Le syndic déplore l’encombrement du balcon de l’appartement de [W] [E] [T] et l’installation d’un brise-vue en canisses, ne respectant pas le règlement de copropriété, en dépit de la mise en demeure et sommation de faire.
Par assignation du 20 novembre 2024, le syndicat des copropriétaires de l’ensemble immobilier [Adresse 8], représenté par son syndic en exercice, a fait attraire [W] [E] [T], devant le juge des référés du tribunal judiciaire de MARSEILLE aux fins de voir prononcer :
— sa condamnation sous astreinte de 200€ par jour de retard à compter de la signification de la décision à intervenir à débarrasser et nettoyer son balcon et procéder à l’enlèvement des cannisses installées mais également de tout étément portant atteinte à la destination et à l’harmonie de l’immeuble, la liquidation de l’astreinte devant être réservée au juge des référés,
— sa condamnation au paiement de la somme 3000€ à titre de provision sur le préjudice subi;
— sa condamnation au paiement de la somme 2000€ en vertu de l’article 700 du code de procédure civile, outre les dépens, comprenant la sommation de faire et les frais de mise en demeure.
Il invoque le trouble manifestement illicite, tiré de la violation du règlement de copropriété en date du 23 juillet 1978, et justifie la demande de provision par la résistance abusive de la copropriétaire.
A l’audience du 27 juin 2025, le syndicat des copropriétaires de l’ensemble immobilier [Adresse 8], par l’intermédiaire de son conseil, répliquant à la défense selon laquelle les canisses avaient été coupés en leur partie visible, s’est désisté de sa demande au titre de l’injonction de débarras, mais a soutenu que cela n’avait été fait que postérieurement à l’assignation, et a ainsi maintenu le surplus de ses demandes.

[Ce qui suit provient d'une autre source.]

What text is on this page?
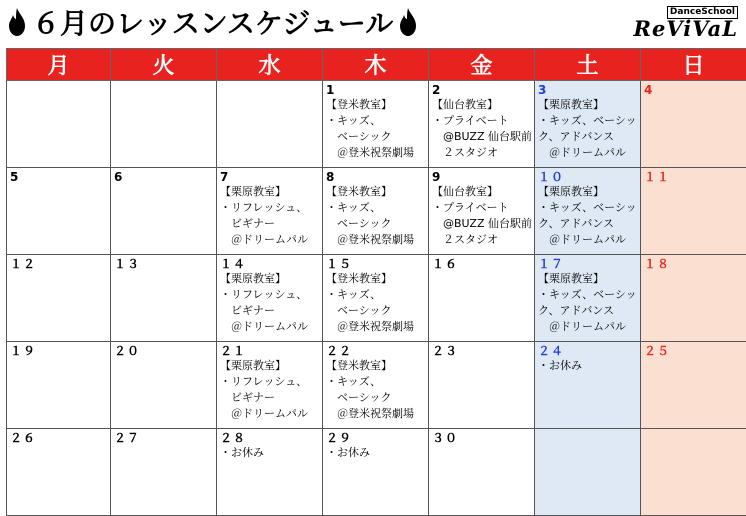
６月のレッスンスケジュール	DanceSchool
ReViVaL
月	火	水	木	金	土	日

			1
【登米教室】
・キッズ、
　ベーシック
　＠登米祝祭劇場	2
【仙台教室】
・プライベート
　@BUZZ 仙台駅前
　２スタジオ	3
【栗原教室】
・キッズ、ベーシッ
ク、アドバンス
　＠ドリームパル	4

5	6	7
【栗原教室】
・リフレッシュ、
　ビギナー
　＠ドリームパル	8
【登米教室】
・キッズ、
　ベーシック
　＠登米祝祭劇場	9
【仙台教室】
・プライベート
　@BUZZ 仙台駅前
　２スタジオ	１０
【栗原教室】
・キッズ、ベーシッ
ク、アドバンス
　＠ドリームパル	１１

１２	１３	１４
【栗原教室】
・リフレッシュ、
　ビギナー
　＠ドリームパル	１５
【登米教室】
・キッズ、
　ベーシック
　＠登米祝祭劇場	１６	１７
【栗原教室】
・キッズ、ベーシッ
ク、アドバンス
　＠ドリームパル	１８

１９	２０	２１
【栗原教室】
・リフレッシュ、
　ビギナー
　＠ドリームパル	２２
【登米教室】
・キッズ、
　ベーシック
　＠登米祝祭劇場	２３	２４
・お休み	２５

２６	２７	２８
・お休み	２９
・お休み	３０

[W] [E] [T] expose avoir demandé à son locataire de couper le brise vue, dès réception de la mise en demeure, et soutient avoir reçu le 9 novembre 2024 une photographie montrant que cela avait été exécuté. En outre, elle considère que la demande ne relevait pas du juge des référés, la notion d’harmonie extérieure supposant une appréciation au fond, et en tout état de cause relève que le demandeur ne justifie pas d’un préjudice qui lui aurait été causé. Elle conclut au débouté des demandes, et sollicite la somme de 2000€ en vertu de l’article 700 du CPC.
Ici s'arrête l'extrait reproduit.